Edible weeds are popping up all over Israel now. Nettles, young plantain leaves, sow thistle, milk thistle, chickweed, and mallows are just a few of them. Earlier this week I explored an empty lot close by, and found a huge quantity of mallows among the wild foods. Some of the leaves were big enough to stuff, like vine leaves.
Before I go on to the recipe, let me tell you about mallows. They grow all over the Mediterranean, North Africa, Europe, and parts of the U.S and Central America. I don’t know if they grow in South America, Australia/New Zealand or the Far East – but I wouldn’t be surprised if they do. I can tell you though, that once they take hold, they will cover an area.
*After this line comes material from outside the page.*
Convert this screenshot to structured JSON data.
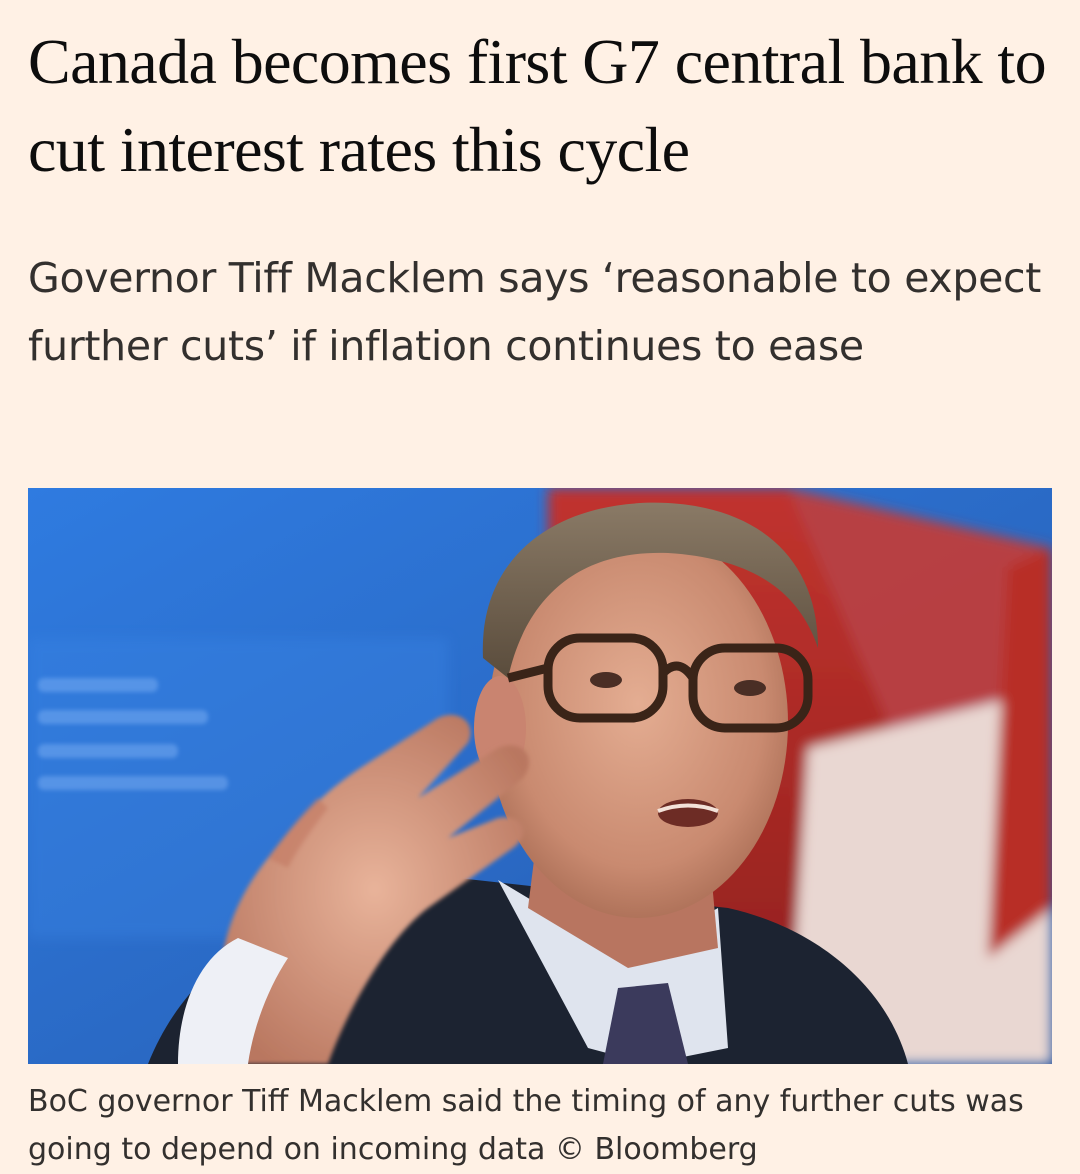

Mallows are related to okra, hollyhocks, and hibiscus – all edible and medicinal plants. I like to harvest the small young leaves to eat raw in salads, and the big leaves for stuffing. Sometimes I’ll just chop up a big bunch and make soup from them, or stir them into a stew, or into rice, as I do with nettles. I wrote an article about mallows for Henriette Kress’s Herbal Homepage, which you can see here. It includes a recipe for mallows soup.
And every year, I hang bunches of them upside down by their stalks, to dry for cooking when they’re out of season. If you store them in a glass jar, away from light, the leaves will last a year. If I need a soup in a hurry and don’t have much in the fridge, I just reach into my jar of dried mallows (or nettles) and crumble some into the pot, adding instant flavor and nutrition to the food.
I love the striped pink flowers of our native variety, Malva Sylvestris. If I find myself in a field of flowering mallows during one of my foraging walks, I pick as many blooms as I can, to dry for a medicinal tea. This tea soothes the respiratory system and helps to control cough.

You can read much more about the edible and medicinal properties of mallows in the awesome Plants for a Future site. That page doesn’t mention that the mallow roots are edible and medicinal too – so if you happen to uproot a few when you’re out gathering, just scrub them clean, cut the stalk away, and chuck them into soup too.
For stuffing, pick big leaves, at least as big as your outstretched hand. Small leaves are too fiddly to work with.

Check each leaf carefully. Discard any that have lots of little holes in them, or orange spots indicating insect activity. Or other mallow eaters, like this little guy:

See the rusty orange spots around the Fuzzy One? Discard any leaves with that.
The recipe assumes that you have about 20 large, washed mallow leaves. It’s better to have a few extra because they are tender and some will inevitably rip. Snip off any stalk bits to make rolling them up easy. Keep the leaves shiny side down.

Now for the recipe itself.
Stuffed Mallow Leaves
yield: 20 stuffed leaves
printed version here
Ingredients:
20 large, clean mallow leaves
1 cup of rice cooked in salted water
1/2 cup pine nuts
1 large tomato, peeled and chopped
2 cloves of garlic, crushed
1 small onion, chopped fine
2 Tablespoons diced fresh mint or crumbled dried mint
juice and zest of one lemon
2 Tablespoons chopped parsley or celery leaves
1 tsp. salt
pepper
2 large tomatoes, sliced
4 cloves of garlic, peeled and whole
1 teaspoon sugar
2/3 cup olive oil
2/3 cup water
Method:
1. Mix together the rice, pine nuts, chopped tomato, crushed garlic, chopped onion, mint, lemon zest, parsley, salt, and pepper to taste.

2. Line the pot with the sliced tomatoes. This adds flavor and keeps the stuffed leaves from scorching.
3. Mix the olive oil, water, sugar, and lemon juice in a bowl. Set aside.
4. Fill and roll the leaves.
Keep the shiny sides down, stem part towards you.
Just where you snipped the stem off, there is a long, horizontal wrinkle in the leaf (see 2 photos up, the one with the scissors). Put a teaspoon of filling, in a long strip, just above that wrinkle.
Roll the filled edge up once. Fold the sides of the leave over it.
Roll again, making a neat little package. Secure the edge with a toothpick.

I wish I had more and better photos to show the filling process, but I would have needed three hands to do it.
5. Place the stuffed leaves on top of the sliced tomatoes in the pan, stem sides down. Place the whole garlic cloves here and there among them. The following photo shows a bell pepper in the pot with the mallow – because I wanted to use up leftover stuffing. The flavor of the pepper didn’t hurt the stuffed leaves at all.

6. Pour the oil/water mix over the the contents of the pot. Place a small plate, or a pot lid that fits, inside the pot to prevent the leaves from unrolling as they cook. Cover the pot with its own lid. Simmer over low flame for 45 minutes. Mallow leaves are tender and release a beneficial mucilage (goopy liquid), so there will be plenty of liquid in the pot. They don’t need to cook as long as vine leaves, which need an hour or more.
7. Allow the leaves to cool down entirely before you remove them from the pan. Serve them cold.